The additional money for the Sustainable Distribution Fund, which focuses on reducing the number of large freight vehicles on the roads, will be targeted at increasing the use of rail and water transport.
SDF operates a number of programmes that aim to reduce carbon dioxide emissions, accidents, congestion, noise and pollution associated with the transport of goods. One that will benefit from the new money is Freight Best Practice, whose funding increases from £1.2 million to £1.5 million a year.
Funded by the Department for Transport, Freight Best Practice provides free information to help operators improve operational efficiency by providing a range of free guides, case studies, newsletters, videos and software. These cover issues such as saving fuel, developing skills, equipment and systems, operational efficiency and performance management.
A similar scheme for smaller vehicles, Van Best Practice, will see its funding double from £300,000 this year to £600,000 in 2009. A new Van Best Practice programme will also be funded to 2011.
Also set to receive more money is Safe and Fuel Efficient Driving, which since it was launched in 2003 has given around 12,000 truck drivers and 8,000 van drivers training in how to save fuel and improve driving techniques. It focuses on simple measures, such as watching speeds, accelerating and braking more smoothly, and checking tyre pressures.

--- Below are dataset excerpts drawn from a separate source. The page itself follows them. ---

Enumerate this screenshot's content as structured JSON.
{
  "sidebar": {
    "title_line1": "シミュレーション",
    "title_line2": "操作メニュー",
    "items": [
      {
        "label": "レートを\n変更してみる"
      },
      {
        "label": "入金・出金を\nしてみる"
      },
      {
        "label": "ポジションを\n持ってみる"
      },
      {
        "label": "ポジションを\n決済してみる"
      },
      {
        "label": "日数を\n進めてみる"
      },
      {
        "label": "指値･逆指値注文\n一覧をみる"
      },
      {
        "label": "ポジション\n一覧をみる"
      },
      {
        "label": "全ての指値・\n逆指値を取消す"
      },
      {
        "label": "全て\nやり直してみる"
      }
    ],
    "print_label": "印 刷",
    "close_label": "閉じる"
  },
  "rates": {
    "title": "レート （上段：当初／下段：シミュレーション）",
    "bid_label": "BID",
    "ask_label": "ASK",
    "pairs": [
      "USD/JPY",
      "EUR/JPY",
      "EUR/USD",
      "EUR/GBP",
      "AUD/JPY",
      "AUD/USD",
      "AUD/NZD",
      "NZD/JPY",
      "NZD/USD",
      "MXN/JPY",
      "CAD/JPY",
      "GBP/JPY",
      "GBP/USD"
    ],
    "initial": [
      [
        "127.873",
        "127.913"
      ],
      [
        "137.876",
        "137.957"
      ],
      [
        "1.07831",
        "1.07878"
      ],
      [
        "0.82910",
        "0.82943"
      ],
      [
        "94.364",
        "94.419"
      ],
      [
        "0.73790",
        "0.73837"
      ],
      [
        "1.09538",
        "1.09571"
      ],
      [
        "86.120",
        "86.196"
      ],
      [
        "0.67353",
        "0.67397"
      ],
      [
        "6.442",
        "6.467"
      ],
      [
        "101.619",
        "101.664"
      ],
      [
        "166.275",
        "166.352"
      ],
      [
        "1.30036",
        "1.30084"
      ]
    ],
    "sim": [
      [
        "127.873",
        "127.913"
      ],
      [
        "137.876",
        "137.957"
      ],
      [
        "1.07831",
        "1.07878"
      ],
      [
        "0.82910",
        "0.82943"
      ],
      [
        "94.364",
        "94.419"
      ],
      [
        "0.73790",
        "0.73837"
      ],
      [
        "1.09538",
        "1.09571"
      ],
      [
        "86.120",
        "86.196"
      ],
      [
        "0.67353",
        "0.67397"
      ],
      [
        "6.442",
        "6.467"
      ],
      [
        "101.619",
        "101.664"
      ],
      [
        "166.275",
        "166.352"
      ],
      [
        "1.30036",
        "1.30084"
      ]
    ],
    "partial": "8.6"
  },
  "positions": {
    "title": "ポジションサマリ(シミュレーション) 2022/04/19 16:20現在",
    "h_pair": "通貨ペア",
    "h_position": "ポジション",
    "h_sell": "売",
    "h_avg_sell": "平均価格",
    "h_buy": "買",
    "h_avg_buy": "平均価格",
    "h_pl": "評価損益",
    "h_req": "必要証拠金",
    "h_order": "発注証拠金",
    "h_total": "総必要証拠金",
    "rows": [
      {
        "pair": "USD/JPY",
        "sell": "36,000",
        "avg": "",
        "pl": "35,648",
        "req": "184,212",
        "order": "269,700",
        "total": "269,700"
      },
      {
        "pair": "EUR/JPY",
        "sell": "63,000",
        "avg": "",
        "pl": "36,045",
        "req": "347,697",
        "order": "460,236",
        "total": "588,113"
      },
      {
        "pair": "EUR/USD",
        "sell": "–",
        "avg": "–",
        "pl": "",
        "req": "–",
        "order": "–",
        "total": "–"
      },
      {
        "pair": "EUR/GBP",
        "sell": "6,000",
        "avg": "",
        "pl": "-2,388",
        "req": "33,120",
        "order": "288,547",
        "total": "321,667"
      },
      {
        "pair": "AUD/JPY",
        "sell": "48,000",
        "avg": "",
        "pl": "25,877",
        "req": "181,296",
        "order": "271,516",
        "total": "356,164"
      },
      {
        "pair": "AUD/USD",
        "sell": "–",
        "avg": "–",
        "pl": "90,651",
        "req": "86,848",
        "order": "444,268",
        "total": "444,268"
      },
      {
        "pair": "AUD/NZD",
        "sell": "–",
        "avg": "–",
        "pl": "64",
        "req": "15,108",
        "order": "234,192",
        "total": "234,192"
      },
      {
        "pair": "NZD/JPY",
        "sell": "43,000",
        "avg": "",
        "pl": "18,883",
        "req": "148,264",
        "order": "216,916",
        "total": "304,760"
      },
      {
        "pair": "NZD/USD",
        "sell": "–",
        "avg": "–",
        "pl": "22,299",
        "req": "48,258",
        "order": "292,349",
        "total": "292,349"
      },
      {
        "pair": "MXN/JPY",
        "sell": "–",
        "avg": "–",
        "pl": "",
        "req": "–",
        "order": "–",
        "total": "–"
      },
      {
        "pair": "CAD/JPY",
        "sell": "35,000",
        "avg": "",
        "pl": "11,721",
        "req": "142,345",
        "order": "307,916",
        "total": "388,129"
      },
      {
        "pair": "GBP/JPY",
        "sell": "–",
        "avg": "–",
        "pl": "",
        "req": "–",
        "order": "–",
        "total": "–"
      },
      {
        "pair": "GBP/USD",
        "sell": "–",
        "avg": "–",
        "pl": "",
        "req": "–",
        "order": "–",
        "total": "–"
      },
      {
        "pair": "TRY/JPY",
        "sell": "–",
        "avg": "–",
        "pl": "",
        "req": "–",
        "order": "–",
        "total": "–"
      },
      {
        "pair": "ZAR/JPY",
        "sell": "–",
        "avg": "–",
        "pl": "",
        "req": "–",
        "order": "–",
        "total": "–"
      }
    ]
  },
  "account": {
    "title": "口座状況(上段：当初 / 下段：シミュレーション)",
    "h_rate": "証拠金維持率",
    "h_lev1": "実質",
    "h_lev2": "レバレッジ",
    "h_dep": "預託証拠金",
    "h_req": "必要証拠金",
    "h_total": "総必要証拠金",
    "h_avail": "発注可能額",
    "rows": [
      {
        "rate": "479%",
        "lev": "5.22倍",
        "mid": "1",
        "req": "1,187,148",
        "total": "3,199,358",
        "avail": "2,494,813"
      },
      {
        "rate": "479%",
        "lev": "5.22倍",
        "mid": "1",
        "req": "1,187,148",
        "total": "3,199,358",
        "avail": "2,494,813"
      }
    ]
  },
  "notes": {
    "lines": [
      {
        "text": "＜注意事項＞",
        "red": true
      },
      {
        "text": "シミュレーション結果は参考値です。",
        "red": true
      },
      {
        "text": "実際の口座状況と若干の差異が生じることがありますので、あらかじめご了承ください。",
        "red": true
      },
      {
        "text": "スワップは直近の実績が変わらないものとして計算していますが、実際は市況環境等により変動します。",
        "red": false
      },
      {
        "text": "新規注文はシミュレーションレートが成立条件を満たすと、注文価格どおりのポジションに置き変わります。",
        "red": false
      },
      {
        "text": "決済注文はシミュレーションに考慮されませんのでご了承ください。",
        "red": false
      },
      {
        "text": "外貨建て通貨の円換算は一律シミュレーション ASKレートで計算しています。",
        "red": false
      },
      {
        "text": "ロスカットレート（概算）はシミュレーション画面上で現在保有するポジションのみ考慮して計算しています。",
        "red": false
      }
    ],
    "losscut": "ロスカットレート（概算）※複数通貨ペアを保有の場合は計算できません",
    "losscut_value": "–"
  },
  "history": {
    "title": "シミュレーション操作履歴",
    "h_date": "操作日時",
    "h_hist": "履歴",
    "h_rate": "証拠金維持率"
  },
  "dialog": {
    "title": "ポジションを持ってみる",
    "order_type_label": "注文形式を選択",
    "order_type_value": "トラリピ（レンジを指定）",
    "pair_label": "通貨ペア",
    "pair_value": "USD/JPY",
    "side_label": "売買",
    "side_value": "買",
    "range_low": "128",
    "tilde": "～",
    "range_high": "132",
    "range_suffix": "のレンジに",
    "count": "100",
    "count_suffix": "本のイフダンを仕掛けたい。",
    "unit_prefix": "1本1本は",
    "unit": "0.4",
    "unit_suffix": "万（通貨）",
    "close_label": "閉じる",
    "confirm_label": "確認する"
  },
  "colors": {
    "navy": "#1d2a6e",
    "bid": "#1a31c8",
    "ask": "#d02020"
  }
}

Transport minister Jim Fitzpatrick said that increasing the amount of freight transported by rail or water it will bring clear benefits for the economy, the environment and road users.
"We want to help hauliers and van drivers continue to improve their operational efficiency and reduce costs,” he said. “Freight Best Practice and smarter driving techniques have already helped companies make real savings. We are making these more widely available so that more businesses can benefit."